One small thing to note, is that once you’ve created a particular definition for the query you’d like to run, it takes a while for Datasift to actually build it. Obviously a process is running in the background to more easily collated the data you have requested, and return it to you in due course. That doesn’t however make the service any less useful, or interesting. If anything, it forces you to make sure your query and request are logically correct before you instantiate the build process.
What can you build?
I can see this being used to create bespoke social search engines which fire queries into Datasift, and return a wealth of data back. In much the same way as Google Co-op works for ordinary queries, Datasift is likely to spawn interesting social engines, with its underlying engine being used for the datasource. A PHP client library has already been provided in GitHub, for those of you who want to get their hands dirty with the API, and get building. For those who don’t, you can still manage to see what’s going on inside their existing interface.
To date, a number of streams have been created that you can inherit from. The following are a collection of the streams being created at time of writing:
Job Search – Search for resumes
Premier League Scores – search for social mentions of football teams
Bargains, Deals and special offers – searches for special offers across the social web.

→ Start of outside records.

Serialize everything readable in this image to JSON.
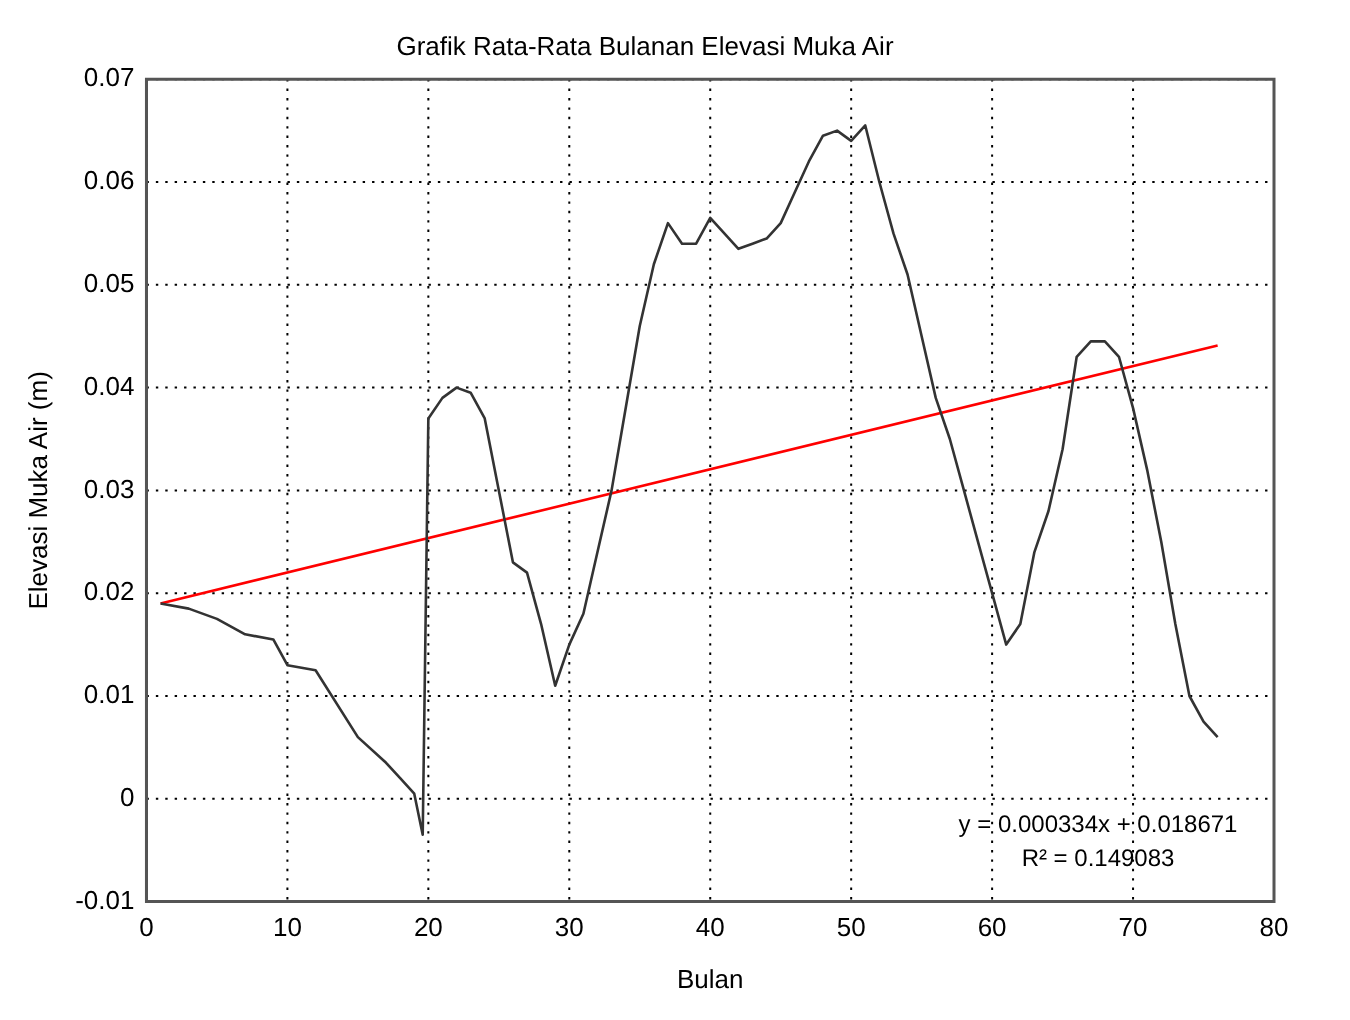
{
  "chart_data": {
    "type": "line",
    "title": "Grafik Rata-Rata Bulanan Elevasi Muka Air",
    "xlabel": "Bulan",
    "ylabel": "Elevasi Muka Air (m)",
    "xlim": [
      0,
      80
    ],
    "xticks": [
      0,
      10,
      20,
      30,
      40,
      50,
      60,
      70,
      80
    ],
    "ylim": [
      -0.01,
      0.07
    ],
    "yticks": [
      -0.01,
      0,
      0.01,
      0.02,
      0.03,
      0.04,
      0.05,
      0.06,
      0.07
    ],
    "grid": true,
    "legend": false,
    "marker": "none",
    "line_style": "solid",
    "annotations": [
      "y = 0.000334x + 0.018671",
      "R² = 0.149083"
    ],
    "series": [
      {
        "color": "#333333",
        "x": [
          1,
          3,
          5,
          7,
          9,
          10,
          12,
          15,
          17,
          18,
          19,
          19.6,
          20,
          21,
          22,
          23,
          24,
          25,
          26,
          27,
          28,
          29,
          30,
          31,
          32,
          33,
          34,
          35,
          36,
          37,
          38,
          39,
          40,
          41,
          42,
          43,
          44,
          45,
          46,
          47,
          48,
          49,
          50,
          51,
          52,
          53,
          54,
          55,
          56,
          57,
          58,
          59,
          60,
          61,
          62,
          63,
          64,
          65,
          66,
          67,
          68,
          69,
          70,
          71,
          72,
          73,
          74,
          75,
          76
        ],
        "values": [
          0.019,
          0.0185,
          0.0175,
          0.016,
          0.0155,
          0.013,
          0.0125,
          0.006,
          0.0035,
          0.002,
          0.0005,
          -0.0035,
          0.037,
          0.039,
          0.04,
          0.0395,
          0.037,
          0.03,
          0.023,
          0.022,
          0.017,
          0.011,
          0.015,
          0.018,
          0.024,
          0.03,
          0.038,
          0.046,
          0.052,
          0.056,
          0.054,
          0.054,
          0.0565,
          0.055,
          0.0535,
          0.054,
          0.0545,
          0.056,
          0.059,
          0.062,
          0.0645,
          0.065,
          0.064,
          0.0655,
          0.06,
          0.055,
          0.051,
          0.045,
          0.039,
          0.035,
          0.03,
          0.025,
          0.02,
          0.015,
          0.017,
          0.024,
          0.028,
          0.034,
          0.043,
          0.0445,
          0.0445,
          0.043,
          0.038,
          0.032,
          0.025,
          0.017,
          0.01,
          0.0075,
          0.006
        ]
      },
      {
        "type": "line",
        "color": "#ff0000",
        "x": [
          1,
          76
        ],
        "values": [
          0.019,
          0.0441
        ]
      }
    ]
  }
}
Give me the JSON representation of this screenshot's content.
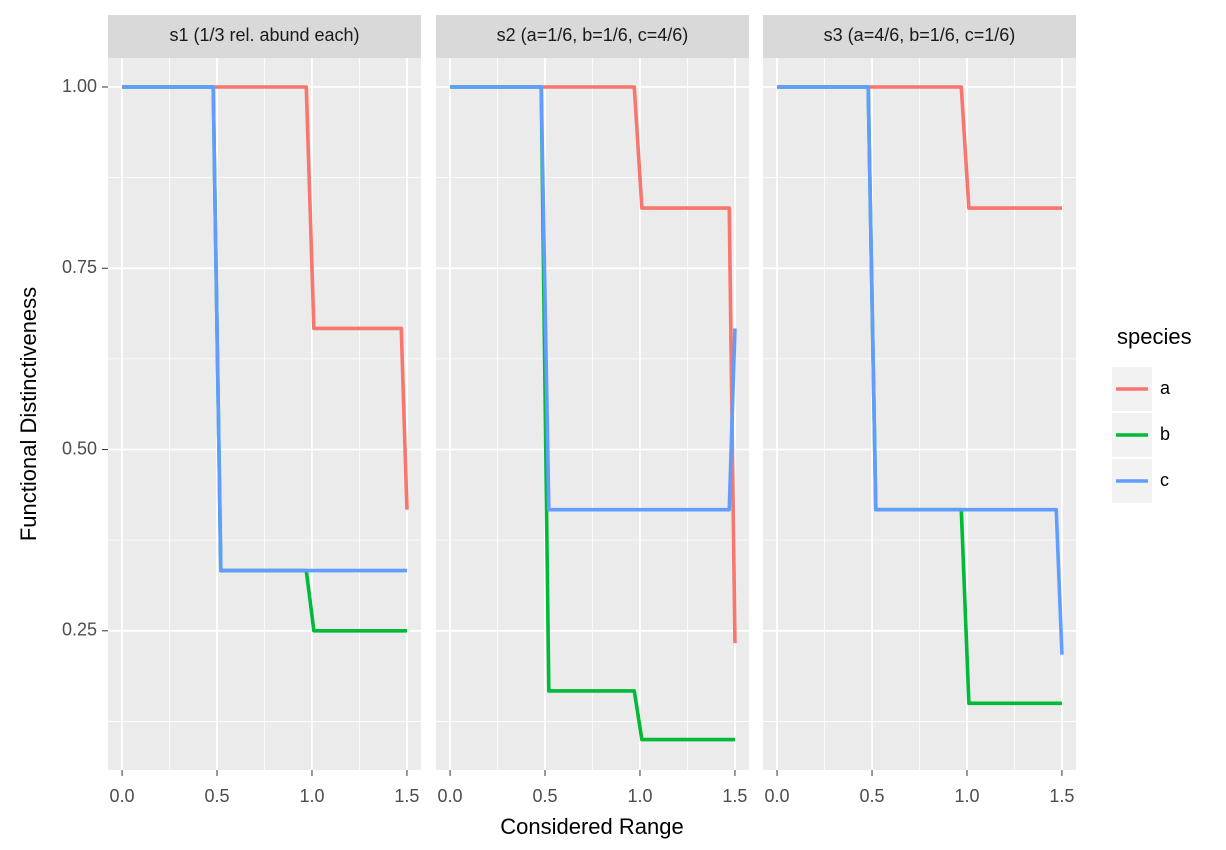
{
  "chart_data": {
    "type": "line",
    "xlabel": "Considered Range",
    "ylabel": "Functional Distinctiveness",
    "legend_title": "species",
    "xlim": [
      -0.074,
      1.574
    ],
    "ylim": [
      0.058,
      1.04
    ],
    "xticks": [
      {
        "value": 0,
        "label": "0.0"
      },
      {
        "value": 0.5,
        "label": "0.5"
      },
      {
        "value": 1,
        "label": "1.0"
      },
      {
        "value": 1.5,
        "label": "1.5"
      }
    ],
    "yticks": [
      {
        "value": 0.25,
        "label": "0.25"
      },
      {
        "value": 0.5,
        "label": "0.50"
      },
      {
        "value": 0.75,
        "label": "0.75"
      },
      {
        "value": 1,
        "label": "1.00"
      }
    ],
    "grid": true,
    "series": [
      {
        "name": "a",
        "color": "#f8766d"
      },
      {
        "name": "b",
        "color": "#00ba38"
      },
      {
        "name": "c",
        "color": "#619cff"
      }
    ],
    "facets": [
      {
        "title": "s1 (1/3 rel. abund each)",
        "x": [
          0,
          0.48,
          0.52,
          0.97,
          1.01,
          1.47,
          1.5
        ],
        "series": [
          {
            "values": [
              1,
              1,
              1,
              1,
              0.667,
              0.667,
              0.417
            ]
          },
          {
            "values": [
              1,
              1,
              0.333,
              0.333,
              0.25,
              0.25,
              0.25
            ]
          },
          {
            "values": [
              1,
              1,
              0.333,
              0.333,
              0.333,
              0.333,
              0.333
            ]
          }
        ]
      },
      {
        "title": "s2 (a=1/6, b=1/6, c=4/6)",
        "x": [
          0,
          0.48,
          0.52,
          0.97,
          1.01,
          1.47,
          1.5
        ],
        "series": [
          {
            "values": [
              1,
              1,
              1,
              1,
              0.833,
              0.833,
              0.233
            ]
          },
          {
            "values": [
              1,
              1,
              0.167,
              0.167,
              0.1,
              0.1,
              0.1
            ]
          },
          {
            "values": [
              1,
              1,
              0.417,
              0.417,
              0.417,
              0.417,
              0.667
            ]
          }
        ]
      },
      {
        "title": "s3 (a=4/6, b=1/6, c=1/6)",
        "x": [
          0,
          0.48,
          0.52,
          0.97,
          1.01,
          1.47,
          1.5
        ],
        "series": [
          {
            "values": [
              1,
              1,
              1,
              1,
              0.833,
              0.833,
              0.833
            ]
          },
          {
            "values": [
              1,
              1,
              0.417,
              0.417,
              0.15,
              0.15,
              0.15
            ]
          },
          {
            "values": [
              1,
              1,
              0.417,
              0.417,
              0.417,
              0.417,
              0.217
            ]
          }
        ]
      }
    ]
  }
}
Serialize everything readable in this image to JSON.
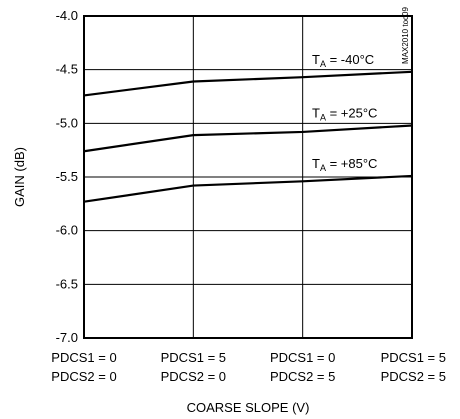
{
  "chart_data": {
    "type": "line",
    "title": "",
    "xlabel": "COARSE SLOPE (V)",
    "ylabel": "GAIN (dB)",
    "ylim": [
      -7.0,
      -4.0
    ],
    "y_ticks": [
      "-4.0",
      "-4.5",
      "-5.0",
      "-5.5",
      "-6.0",
      "-6.5",
      "-7.0"
    ],
    "y_tick_values": [
      -4.0,
      -4.5,
      -5.0,
      -5.5,
      -6.0,
      -6.5,
      -7.0
    ],
    "x": [
      0,
      1,
      2,
      3
    ],
    "x_tick_labels": [
      {
        "line1": "PDCS1 = 0",
        "line2": "PDCS2 = 0"
      },
      {
        "line1": "PDCS1 = 5",
        "line2": "PDCS2 = 0"
      },
      {
        "line1": "PDCS1 = 0",
        "line2": "PDCS2 = 5"
      },
      {
        "line1": "PDCS1 = 5",
        "line2": "PDCS2 = 5"
      }
    ],
    "grid": true,
    "series": [
      {
        "name_main": "T",
        "name_sub": "A",
        "name_rest": " = -40°C",
        "values": [
          -4.74,
          -4.61,
          -4.57,
          -4.52
        ]
      },
      {
        "name_main": "T",
        "name_sub": "A",
        "name_rest": " = +25°C",
        "values": [
          -5.26,
          -5.11,
          -5.08,
          -5.02
        ]
      },
      {
        "name_main": "T",
        "name_sub": "A",
        "name_rest": " = +85°C",
        "values": [
          -5.73,
          -5.58,
          -5.54,
          -5.49
        ]
      }
    ],
    "watermark": "MAX2010 toc09"
  }
}
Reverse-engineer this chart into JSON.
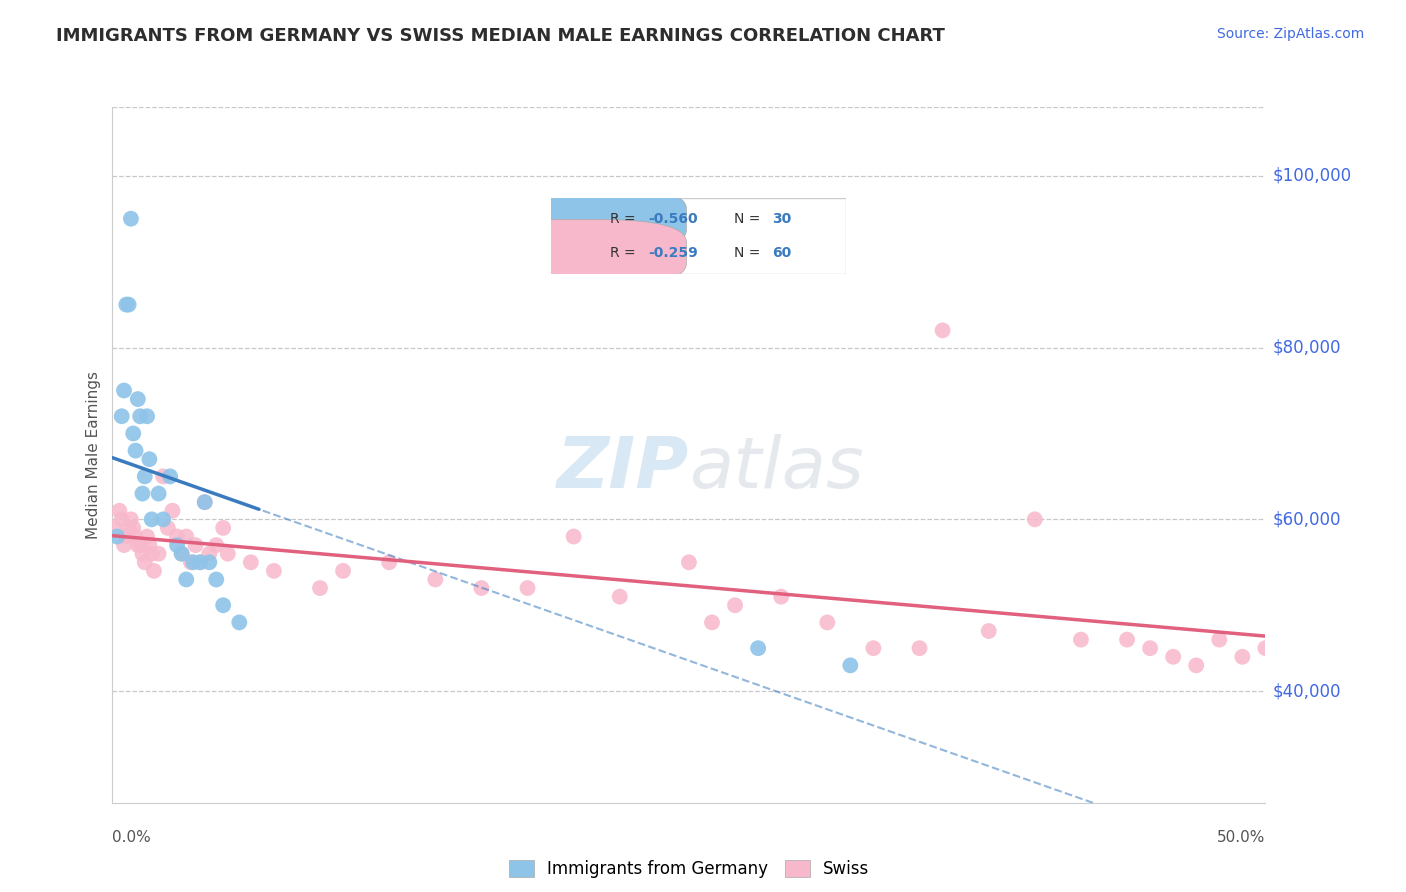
{
  "title": "IMMIGRANTS FROM GERMANY VS SWISS MEDIAN MALE EARNINGS CORRELATION CHART",
  "source": "Source: ZipAtlas.com",
  "ylabel": "Median Male Earnings",
  "y_tick_values": [
    40000,
    60000,
    80000,
    100000
  ],
  "ylim": [
    27000,
    108000
  ],
  "xlim": [
    0.0,
    0.5
  ],
  "legend_label1": "Immigrants from Germany",
  "legend_label2": "Swiss",
  "legend_r1": "-0.560",
  "legend_n1": "30",
  "legend_r2": "-0.259",
  "legend_n2": "60",
  "color_blue": "#8ec4e8",
  "color_pink": "#f7b8cb",
  "color_blue_line": "#3a7bbf",
  "color_pink_line": "#e0607e",
  "color_blue_text": "#3a7bbf",
  "color_title": "#2d2d2d",
  "color_source": "#4169e1",
  "color_ytick": "#4169e1",
  "watermark_color": "#c8dff0",
  "germany_x": [
    0.002,
    0.004,
    0.005,
    0.006,
    0.007,
    0.008,
    0.009,
    0.01,
    0.011,
    0.012,
    0.013,
    0.014,
    0.015,
    0.016,
    0.017,
    0.02,
    0.022,
    0.025,
    0.028,
    0.03,
    0.032,
    0.035,
    0.038,
    0.04,
    0.042,
    0.045,
    0.048,
    0.055,
    0.28,
    0.32
  ],
  "germany_y": [
    58000,
    72000,
    75000,
    85000,
    85000,
    95000,
    70000,
    68000,
    74000,
    72000,
    63000,
    65000,
    72000,
    67000,
    60000,
    63000,
    60000,
    65000,
    57000,
    56000,
    53000,
    55000,
    55000,
    62000,
    55000,
    53000,
    50000,
    48000,
    45000,
    43000
  ],
  "swiss_x": [
    0.001,
    0.003,
    0.004,
    0.005,
    0.006,
    0.007,
    0.008,
    0.009,
    0.01,
    0.011,
    0.012,
    0.013,
    0.014,
    0.015,
    0.016,
    0.017,
    0.018,
    0.02,
    0.022,
    0.024,
    0.026,
    0.028,
    0.03,
    0.032,
    0.034,
    0.036,
    0.038,
    0.04,
    0.042,
    0.045,
    0.048,
    0.05,
    0.06,
    0.07,
    0.09,
    0.1,
    0.12,
    0.14,
    0.16,
    0.18,
    0.2,
    0.22,
    0.25,
    0.27,
    0.29,
    0.31,
    0.33,
    0.36,
    0.38,
    0.4,
    0.42,
    0.44,
    0.46,
    0.47,
    0.48,
    0.49,
    0.5,
    0.26,
    0.35,
    0.45
  ],
  "swiss_y": [
    59000,
    61000,
    60000,
    57000,
    58000,
    59000,
    60000,
    59000,
    58000,
    57000,
    57000,
    56000,
    55000,
    58000,
    57000,
    56000,
    54000,
    56000,
    65000,
    59000,
    61000,
    58000,
    56000,
    58000,
    55000,
    57000,
    55000,
    62000,
    56000,
    57000,
    59000,
    56000,
    55000,
    54000,
    52000,
    54000,
    55000,
    53000,
    52000,
    52000,
    58000,
    51000,
    55000,
    50000,
    51000,
    48000,
    45000,
    82000,
    47000,
    60000,
    46000,
    46000,
    44000,
    43000,
    46000,
    44000,
    45000,
    48000,
    45000,
    45000
  ]
}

Some of my own thoughts on what is possible include the following:
GeoInfluencers – Finding influencers in a particular geo region on Twitter. This would be particularly useful to work out who to follow in your region.
Future predictors – Positive or Negative saliance around a topical topic – e.g. Xfactor or an Election candidate
Popular URLS with Negative Sentiment – Recently hot on Digg, or Tweetmeme URL’s which have negative sentiment.
Who’s talking? – A collection of users in a particular area, tweeting a particular topic or URL.
This is just scratching the surface of the possibilities. With full regular expression support, and the already substantial list of data sources, I’ve no doubt we’ll see some creativity with the service. All in all, its a great web based software product that will undoubtedly grow, and become a useful tool to have in a developers kitbag – particularly if he or she is working with the social web, or performing any kind of data mining at present. Well done guys. I for one am excited for the possibilities.